Minister of Justice Jón Gunnarsson will meet with the National Federation of Icelandic Police (Landssamband lögreglumanna) and police commissioners to discuss the possibility of arming Icelandic police with tasers, RÚV reports. The Federation says tasers would not be useful in situations where the attacker is armed with a firearm. If tasers were introduced into the force, it would be according to strict regulations, the Minister stated.
Would not be used against guns
Two shootings occurred in Reykjavík this month, just days apart, sparking a conversation about whether Icelandic Police’s standard equipment of pepper spray and clubs is sufficient. Research shows that police officers, the government, and the general public are all of the opinion that firearms are not necessary for police. Still, the number of police cases involving weapons (both knifes and guns) has increased in recent years, leading the force to reconsider what should be included in standard equipment.

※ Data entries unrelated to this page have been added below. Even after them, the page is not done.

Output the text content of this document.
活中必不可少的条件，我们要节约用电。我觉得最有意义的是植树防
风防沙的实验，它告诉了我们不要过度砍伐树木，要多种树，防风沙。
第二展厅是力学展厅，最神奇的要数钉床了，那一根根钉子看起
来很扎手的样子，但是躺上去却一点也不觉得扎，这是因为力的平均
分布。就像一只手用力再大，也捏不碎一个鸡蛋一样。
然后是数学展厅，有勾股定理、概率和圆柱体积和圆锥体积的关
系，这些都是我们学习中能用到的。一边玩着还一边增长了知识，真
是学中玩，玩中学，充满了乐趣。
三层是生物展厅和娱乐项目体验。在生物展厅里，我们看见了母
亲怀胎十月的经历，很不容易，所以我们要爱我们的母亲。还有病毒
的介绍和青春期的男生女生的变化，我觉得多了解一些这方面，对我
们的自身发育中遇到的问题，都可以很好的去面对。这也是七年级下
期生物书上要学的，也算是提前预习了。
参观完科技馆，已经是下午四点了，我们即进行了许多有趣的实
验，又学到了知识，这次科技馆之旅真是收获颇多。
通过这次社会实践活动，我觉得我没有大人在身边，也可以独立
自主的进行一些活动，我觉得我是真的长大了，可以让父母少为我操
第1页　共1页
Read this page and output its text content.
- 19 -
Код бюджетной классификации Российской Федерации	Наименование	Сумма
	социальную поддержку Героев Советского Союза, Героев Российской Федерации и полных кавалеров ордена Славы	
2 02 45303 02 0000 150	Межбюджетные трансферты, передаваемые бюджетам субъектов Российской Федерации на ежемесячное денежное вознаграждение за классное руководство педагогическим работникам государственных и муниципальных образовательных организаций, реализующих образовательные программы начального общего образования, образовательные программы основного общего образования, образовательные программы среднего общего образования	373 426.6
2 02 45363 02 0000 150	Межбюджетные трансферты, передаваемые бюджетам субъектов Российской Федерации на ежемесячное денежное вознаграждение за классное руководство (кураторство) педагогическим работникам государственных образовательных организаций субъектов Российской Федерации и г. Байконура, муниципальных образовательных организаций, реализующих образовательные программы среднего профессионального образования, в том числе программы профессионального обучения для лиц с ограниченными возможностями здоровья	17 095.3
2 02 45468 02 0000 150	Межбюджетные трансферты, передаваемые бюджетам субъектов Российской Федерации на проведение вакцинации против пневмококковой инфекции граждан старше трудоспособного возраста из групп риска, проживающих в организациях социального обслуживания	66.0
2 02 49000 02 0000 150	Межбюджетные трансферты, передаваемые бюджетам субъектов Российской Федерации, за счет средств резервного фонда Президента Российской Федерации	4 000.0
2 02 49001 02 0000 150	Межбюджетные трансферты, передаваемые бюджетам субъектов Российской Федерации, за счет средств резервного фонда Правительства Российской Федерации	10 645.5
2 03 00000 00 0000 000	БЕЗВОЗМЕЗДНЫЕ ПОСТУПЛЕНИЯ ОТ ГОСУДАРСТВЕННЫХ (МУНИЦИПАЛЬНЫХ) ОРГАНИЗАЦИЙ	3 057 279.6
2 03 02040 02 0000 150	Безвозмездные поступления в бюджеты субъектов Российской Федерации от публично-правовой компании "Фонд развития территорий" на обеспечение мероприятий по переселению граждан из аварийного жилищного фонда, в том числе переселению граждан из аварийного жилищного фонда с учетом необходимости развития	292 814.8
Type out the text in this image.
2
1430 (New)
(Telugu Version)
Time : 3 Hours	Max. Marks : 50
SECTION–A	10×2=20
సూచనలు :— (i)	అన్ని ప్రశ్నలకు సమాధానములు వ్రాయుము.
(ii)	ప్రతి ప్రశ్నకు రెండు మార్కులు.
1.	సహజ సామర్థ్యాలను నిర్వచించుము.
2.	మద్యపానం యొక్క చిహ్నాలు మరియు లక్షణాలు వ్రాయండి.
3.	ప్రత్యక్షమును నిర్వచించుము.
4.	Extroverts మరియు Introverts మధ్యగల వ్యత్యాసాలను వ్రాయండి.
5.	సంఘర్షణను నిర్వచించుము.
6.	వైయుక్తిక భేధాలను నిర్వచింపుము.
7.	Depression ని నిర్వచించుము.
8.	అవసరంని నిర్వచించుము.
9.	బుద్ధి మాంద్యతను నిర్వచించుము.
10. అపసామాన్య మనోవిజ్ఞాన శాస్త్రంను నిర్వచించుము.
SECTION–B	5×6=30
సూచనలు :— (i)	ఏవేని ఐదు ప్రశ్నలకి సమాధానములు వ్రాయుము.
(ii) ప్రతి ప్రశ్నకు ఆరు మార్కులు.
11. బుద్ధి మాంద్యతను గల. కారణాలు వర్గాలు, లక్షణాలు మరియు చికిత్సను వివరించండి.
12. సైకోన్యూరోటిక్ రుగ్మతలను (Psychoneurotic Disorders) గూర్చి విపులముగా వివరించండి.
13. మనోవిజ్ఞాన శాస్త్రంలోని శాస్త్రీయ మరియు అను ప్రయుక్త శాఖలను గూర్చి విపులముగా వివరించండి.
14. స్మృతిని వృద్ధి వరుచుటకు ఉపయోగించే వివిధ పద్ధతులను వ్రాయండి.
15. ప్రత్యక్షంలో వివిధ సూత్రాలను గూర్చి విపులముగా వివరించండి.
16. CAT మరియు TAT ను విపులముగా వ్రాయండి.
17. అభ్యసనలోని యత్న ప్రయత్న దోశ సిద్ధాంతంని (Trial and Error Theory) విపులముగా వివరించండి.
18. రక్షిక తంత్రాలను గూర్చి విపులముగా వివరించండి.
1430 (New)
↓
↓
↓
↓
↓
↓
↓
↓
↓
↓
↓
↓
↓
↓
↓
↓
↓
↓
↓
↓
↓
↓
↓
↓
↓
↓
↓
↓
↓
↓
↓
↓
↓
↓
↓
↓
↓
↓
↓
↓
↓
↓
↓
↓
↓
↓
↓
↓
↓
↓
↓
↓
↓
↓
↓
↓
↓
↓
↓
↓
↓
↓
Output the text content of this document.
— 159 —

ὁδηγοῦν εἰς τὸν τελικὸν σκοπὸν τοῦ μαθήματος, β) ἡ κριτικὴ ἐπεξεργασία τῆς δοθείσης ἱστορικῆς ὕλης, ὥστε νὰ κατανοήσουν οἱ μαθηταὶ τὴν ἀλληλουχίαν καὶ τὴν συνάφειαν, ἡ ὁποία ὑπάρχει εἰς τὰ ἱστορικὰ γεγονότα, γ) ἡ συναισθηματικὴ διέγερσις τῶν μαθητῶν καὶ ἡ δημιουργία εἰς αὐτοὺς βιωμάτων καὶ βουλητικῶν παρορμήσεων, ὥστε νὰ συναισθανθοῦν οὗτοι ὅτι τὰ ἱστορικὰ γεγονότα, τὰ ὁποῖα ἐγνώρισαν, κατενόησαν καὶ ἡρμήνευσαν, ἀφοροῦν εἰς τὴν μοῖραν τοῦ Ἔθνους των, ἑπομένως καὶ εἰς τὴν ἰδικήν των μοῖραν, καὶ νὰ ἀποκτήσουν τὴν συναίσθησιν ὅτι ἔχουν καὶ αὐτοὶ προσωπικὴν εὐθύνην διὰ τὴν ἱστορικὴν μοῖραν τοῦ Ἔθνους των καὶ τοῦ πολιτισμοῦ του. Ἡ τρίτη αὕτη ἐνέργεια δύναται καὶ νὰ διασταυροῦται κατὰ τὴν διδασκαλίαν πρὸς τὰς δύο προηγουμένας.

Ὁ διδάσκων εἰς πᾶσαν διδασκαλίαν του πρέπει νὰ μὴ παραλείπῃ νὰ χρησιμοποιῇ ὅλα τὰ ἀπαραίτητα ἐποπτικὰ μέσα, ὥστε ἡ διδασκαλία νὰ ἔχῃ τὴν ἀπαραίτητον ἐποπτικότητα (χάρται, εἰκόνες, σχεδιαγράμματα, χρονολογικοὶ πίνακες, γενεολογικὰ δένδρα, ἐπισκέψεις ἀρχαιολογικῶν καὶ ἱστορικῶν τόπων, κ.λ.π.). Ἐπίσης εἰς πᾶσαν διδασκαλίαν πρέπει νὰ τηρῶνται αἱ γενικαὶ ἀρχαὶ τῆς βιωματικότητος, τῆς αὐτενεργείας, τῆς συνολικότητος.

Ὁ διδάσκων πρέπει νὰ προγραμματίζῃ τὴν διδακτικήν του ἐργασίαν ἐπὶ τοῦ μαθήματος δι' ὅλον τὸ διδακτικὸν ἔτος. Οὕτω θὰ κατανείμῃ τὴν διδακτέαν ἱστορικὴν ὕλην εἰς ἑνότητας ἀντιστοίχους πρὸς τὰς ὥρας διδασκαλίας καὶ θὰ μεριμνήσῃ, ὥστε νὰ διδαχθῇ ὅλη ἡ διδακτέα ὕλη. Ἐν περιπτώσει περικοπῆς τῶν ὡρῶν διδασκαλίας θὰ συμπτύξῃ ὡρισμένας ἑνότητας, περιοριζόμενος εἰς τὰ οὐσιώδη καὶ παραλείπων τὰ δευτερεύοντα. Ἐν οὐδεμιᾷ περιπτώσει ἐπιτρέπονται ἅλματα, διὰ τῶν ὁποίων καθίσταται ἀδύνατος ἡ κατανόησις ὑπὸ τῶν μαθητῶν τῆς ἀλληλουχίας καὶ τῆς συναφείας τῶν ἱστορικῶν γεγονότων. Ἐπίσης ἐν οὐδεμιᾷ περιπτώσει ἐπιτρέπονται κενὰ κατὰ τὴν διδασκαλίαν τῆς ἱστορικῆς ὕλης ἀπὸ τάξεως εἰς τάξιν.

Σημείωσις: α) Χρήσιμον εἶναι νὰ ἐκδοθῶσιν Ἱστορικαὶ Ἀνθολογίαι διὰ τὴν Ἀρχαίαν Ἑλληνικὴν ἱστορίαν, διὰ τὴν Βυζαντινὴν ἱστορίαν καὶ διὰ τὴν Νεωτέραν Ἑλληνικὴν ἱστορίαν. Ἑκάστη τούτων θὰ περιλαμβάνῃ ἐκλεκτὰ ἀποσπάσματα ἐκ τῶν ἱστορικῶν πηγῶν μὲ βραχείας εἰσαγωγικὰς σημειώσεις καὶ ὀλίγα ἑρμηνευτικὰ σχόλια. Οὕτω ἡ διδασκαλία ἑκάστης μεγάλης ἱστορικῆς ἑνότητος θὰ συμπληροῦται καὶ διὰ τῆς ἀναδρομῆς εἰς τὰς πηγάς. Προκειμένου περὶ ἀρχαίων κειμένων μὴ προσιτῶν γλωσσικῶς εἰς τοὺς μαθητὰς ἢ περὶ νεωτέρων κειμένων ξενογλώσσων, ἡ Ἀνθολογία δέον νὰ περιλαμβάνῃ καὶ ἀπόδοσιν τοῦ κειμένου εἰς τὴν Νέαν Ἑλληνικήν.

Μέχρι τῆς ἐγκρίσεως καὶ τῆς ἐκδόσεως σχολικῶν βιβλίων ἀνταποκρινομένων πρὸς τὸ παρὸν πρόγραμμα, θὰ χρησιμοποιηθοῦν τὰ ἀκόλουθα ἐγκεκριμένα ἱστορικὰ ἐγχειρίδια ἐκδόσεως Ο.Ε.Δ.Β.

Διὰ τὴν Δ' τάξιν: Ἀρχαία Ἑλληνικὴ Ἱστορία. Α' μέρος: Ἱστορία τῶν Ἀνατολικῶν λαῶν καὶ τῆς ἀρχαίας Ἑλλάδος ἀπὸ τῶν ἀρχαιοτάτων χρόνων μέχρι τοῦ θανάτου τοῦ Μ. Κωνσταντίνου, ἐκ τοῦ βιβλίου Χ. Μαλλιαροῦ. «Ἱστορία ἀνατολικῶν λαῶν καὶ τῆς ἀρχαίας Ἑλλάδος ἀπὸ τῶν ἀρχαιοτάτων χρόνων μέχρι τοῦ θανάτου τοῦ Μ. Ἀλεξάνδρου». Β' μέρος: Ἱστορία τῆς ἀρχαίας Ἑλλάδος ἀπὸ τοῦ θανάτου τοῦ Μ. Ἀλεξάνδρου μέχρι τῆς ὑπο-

The National Federation of Icelandic Police stated in a press release that the discussion surrounding tasers is not directly linked to the two shootings, and that tasers would not be used in situations where attackers are armed with firearms. “However, such equipment must be investigated thoroughly to ensure police officers’ safety, but it should be borne in mind that such equipment will not be used when firearms are used,” the press release reads.
Read More: Two Shootings Cause Concern Among Reykjavík Residents
“This development is alarming and something we do not want to see continue. We want to try and put an end to this in our society. We enjoy a lot of security here in Iceland and we want to ensure that residents are safe. At the same time, we must ensure that police can respond appropriately, protect themselves and residents,” the Minister of Justice stated in a radio interview this morning. “We want to try and put an end to this in our society. We enjoy a lot of security here in Iceland and we want to ensure that residents are safe. At the same time, we must ensure that police can respond appropriately, protect themselves and residents. We are considering whether it might be appropriate to take the step of introducing these electric weapons, which have been used a lot abroad. Including in neighbouring countries.”
The Minister stated that tasers would help police officers avoid conflicts involving clubs, which are more likely to cause physical injury in arrests, according to some studies. The call to consider the use of tasers has come from the ranks of police, according to Jón. “I hear that and I am listening. I’m going to meet with them and afterwards, we will decide whether we take that step. And then we will do that according to very strict regulations.”